Can I be totally honest and say I find the new year more stressful than refreshing?
I do see it – that beauty in the newness and the starting over and the anticipation of what the year might bring.
But there’s this other side of me – the human side, I think – that keeps working its way to the top of my thoughts.
And I find that more than anything, I fear it. I fear the unknown of a new year.
I fear that it won’t be good. I fear the ordinary. I fear the struggle, the striving that must come in the daily as I do my best to manage this life God has given me. I fear the trials and the failures. I fear the changes that must come as time passes, and I fear that they’ll come too soon. I fear my babies growing another year older and my marriage settling another year deeper and my imperfect self facing the winds of yet another year.
And I gasp as I try to breathe in because suddenly it hurts, this air of the new year. It’s suddenly too much to handle, and I begin to panic, and the air closes in around me and my feet begin to slip and I try to grasp behind me at something that is solid and sure.
But all I find is passing time.
And it suddenly feels empty and meaningless.
And that scares me more than anything. Because in the core of my being I believe life is designed to be meaningful. Life is filled with purpose and loveliness and goodness and wholeness. I know it is.
But I have forgotten, standing here at the door to this new year.
I have forgotten to remember.
To know.
To declare that God is amazing and faithful and trustworthy and kind. To remember that He has been good to me, and He has loved me fiercely in all the details of my days lived so far.

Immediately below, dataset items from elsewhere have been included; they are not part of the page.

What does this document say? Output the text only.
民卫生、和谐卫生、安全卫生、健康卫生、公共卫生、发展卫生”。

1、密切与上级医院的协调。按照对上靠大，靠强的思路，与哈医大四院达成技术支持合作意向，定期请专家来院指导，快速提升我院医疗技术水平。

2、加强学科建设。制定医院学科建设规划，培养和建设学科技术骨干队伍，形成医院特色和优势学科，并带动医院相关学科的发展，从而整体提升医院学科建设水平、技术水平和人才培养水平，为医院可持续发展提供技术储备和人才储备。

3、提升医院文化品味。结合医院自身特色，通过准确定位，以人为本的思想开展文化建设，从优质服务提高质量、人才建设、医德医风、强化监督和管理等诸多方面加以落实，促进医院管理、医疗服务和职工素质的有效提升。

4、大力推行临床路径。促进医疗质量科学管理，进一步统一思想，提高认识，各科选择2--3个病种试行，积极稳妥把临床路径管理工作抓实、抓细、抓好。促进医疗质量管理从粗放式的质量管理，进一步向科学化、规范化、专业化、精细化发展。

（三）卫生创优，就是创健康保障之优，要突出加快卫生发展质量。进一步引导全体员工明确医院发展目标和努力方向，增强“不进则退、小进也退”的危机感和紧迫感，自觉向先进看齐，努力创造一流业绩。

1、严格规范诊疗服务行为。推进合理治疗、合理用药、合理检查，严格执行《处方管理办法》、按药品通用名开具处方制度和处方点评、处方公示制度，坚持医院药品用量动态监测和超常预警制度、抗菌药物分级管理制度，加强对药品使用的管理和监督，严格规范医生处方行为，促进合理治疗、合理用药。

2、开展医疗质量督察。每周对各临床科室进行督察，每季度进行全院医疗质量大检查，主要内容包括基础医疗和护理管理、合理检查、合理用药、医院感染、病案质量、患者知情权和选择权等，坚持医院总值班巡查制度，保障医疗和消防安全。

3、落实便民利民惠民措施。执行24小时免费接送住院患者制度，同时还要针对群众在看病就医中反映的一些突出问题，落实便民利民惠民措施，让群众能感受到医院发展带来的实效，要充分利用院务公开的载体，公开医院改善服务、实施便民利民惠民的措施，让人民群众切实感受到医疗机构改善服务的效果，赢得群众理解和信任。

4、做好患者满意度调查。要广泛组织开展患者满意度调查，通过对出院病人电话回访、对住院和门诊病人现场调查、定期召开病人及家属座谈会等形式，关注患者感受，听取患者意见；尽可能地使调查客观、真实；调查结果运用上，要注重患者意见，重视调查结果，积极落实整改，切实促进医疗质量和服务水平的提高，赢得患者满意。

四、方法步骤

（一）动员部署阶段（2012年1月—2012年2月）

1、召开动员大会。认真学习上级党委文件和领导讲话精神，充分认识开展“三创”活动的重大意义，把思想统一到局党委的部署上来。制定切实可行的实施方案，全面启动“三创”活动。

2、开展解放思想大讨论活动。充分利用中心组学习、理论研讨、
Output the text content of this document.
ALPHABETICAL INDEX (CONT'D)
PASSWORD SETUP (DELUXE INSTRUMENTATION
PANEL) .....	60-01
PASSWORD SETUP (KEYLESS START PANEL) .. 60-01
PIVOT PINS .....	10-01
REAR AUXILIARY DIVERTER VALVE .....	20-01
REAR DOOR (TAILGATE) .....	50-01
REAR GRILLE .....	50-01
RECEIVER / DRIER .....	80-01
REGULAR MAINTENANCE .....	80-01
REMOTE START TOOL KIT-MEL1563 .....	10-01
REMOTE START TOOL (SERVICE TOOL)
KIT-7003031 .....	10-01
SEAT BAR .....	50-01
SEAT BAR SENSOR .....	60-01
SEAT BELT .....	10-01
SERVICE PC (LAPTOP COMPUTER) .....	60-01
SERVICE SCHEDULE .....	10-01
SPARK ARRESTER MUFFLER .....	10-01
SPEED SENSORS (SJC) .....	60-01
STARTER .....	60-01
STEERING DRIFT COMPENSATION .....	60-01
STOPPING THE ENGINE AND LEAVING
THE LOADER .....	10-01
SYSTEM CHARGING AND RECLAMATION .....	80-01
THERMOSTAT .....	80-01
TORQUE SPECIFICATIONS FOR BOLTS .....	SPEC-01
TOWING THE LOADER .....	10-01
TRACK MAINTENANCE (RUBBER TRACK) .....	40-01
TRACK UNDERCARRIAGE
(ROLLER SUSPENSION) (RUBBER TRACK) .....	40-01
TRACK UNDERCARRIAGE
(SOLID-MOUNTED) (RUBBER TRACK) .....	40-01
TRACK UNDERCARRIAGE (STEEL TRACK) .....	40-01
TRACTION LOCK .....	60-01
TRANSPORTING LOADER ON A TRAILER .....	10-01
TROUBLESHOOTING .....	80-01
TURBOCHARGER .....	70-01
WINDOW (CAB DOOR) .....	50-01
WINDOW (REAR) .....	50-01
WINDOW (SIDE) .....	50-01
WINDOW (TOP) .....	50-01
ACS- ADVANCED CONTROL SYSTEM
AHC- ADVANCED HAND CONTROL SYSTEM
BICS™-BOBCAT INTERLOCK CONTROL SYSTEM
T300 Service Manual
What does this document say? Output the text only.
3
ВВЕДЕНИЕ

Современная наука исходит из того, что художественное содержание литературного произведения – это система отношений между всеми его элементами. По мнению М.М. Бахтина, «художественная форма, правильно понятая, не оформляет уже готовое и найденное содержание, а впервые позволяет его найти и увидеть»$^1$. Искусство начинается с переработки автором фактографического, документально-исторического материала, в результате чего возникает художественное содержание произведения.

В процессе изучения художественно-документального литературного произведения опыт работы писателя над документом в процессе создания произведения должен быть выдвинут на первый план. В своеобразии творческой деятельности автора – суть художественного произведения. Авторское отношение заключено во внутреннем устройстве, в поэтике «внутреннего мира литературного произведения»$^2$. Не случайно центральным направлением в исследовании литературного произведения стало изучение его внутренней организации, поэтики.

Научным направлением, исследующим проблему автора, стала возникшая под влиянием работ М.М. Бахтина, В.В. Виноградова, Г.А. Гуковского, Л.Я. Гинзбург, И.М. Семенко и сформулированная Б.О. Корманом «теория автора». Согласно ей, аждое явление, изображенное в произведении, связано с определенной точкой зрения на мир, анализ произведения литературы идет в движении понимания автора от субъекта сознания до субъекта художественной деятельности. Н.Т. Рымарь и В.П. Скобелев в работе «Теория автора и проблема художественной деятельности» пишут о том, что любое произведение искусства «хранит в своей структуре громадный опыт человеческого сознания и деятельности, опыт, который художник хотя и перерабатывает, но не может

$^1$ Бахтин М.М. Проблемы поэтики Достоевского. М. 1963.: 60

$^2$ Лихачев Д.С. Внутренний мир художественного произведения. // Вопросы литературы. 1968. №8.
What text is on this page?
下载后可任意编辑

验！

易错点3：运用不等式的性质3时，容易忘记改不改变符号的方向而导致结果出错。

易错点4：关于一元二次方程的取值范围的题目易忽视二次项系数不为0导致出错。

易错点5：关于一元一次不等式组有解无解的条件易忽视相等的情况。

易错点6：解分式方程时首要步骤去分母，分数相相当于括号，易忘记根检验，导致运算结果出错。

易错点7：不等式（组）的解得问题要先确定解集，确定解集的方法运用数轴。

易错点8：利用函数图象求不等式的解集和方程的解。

And so I take myself once again on the journey of remembering. I revisit blessing after blessing. The providing and the miracles and the delightful surprises and the undeserved graces and the unexpected strengths. The failures-turned-successes and the hard-roads-turned-passable and the can’t-make-it-days-turned-sighs-of-relief.
And I find, as I remember and acknowledge and know, that my footing grows solid. The ground has again grown firm and I am standing no longer in fear but now strengthened by the knowledge that all will be well.
Because I have found that in 2016, God is still who He says He is. Who He has always been. And who He will continue to be.